Security in Chrome is pretty solid. Vulnerabilities are kept to a minimum using updates, with each tab and plugin held in a separate process to prevent one tab or plugin from sniffing credit information and personal information from other tabs or plugins. This type of isolation also prevents the entire browser from crashing if a plugin or tab crashes, preserving your entire web session. As of yet, there are no major reported vulnerabilities, making it pretty safe for banking and other matters that require personal or credit information.
One of the things that Google has kept in mind with this browser is Web standards. One notices that HTML and CSS render smoothly, cleanly, and more importantly unlike its Microsoft counterpart, correctly. Web pages that work in any other browser work in Chrome.

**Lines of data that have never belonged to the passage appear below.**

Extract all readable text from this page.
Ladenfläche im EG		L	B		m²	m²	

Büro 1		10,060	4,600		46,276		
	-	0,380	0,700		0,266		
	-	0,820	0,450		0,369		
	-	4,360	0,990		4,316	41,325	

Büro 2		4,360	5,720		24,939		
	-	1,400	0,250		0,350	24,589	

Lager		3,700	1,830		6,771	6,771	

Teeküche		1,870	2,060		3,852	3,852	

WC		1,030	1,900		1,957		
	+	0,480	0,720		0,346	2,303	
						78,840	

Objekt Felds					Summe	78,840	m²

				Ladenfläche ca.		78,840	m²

This means that new adopters will not have to worry about their favourite sites loading and displaying properly. Of course, new adopters can also bring in bookmarks from other browsers into Chrome.
The one thing you notice when you open up the options page is Google’s commitment to make it a easy to use, simple, works out of the box solution to your web browsing needs. There are not a million dazzling options to scare the average user away. The only options available are ones that need to exist. Like where to place downloads by default, and some other minor tweaks all related to one’s web browsing experience. There is no need to tinker with settings to get it to work with your internet connection, etc.
Of course, with such simplicity comes some grief. Customization is sadly lacking, which I suppose is a small price to pay for usability and simplicity. There is currently no way to change its look and feel with themes or skins, but I suppose they may just interfere with the interface’s simplicity. There are no add-ons or extensions available to change your browsing experience although it may be possible that Google deemed these to reduce the stability of the browser or make it more insecure. Although it is true that extensions may weigh down the browser, making it more sluggish.
Overall though, this browser is certainly a keeper and may find a fairly large market for itself among the everday web surfer. Whether more advanced computer users will pick up on the browser and use it is still yet to be seen. But Google is far from done working on this browser.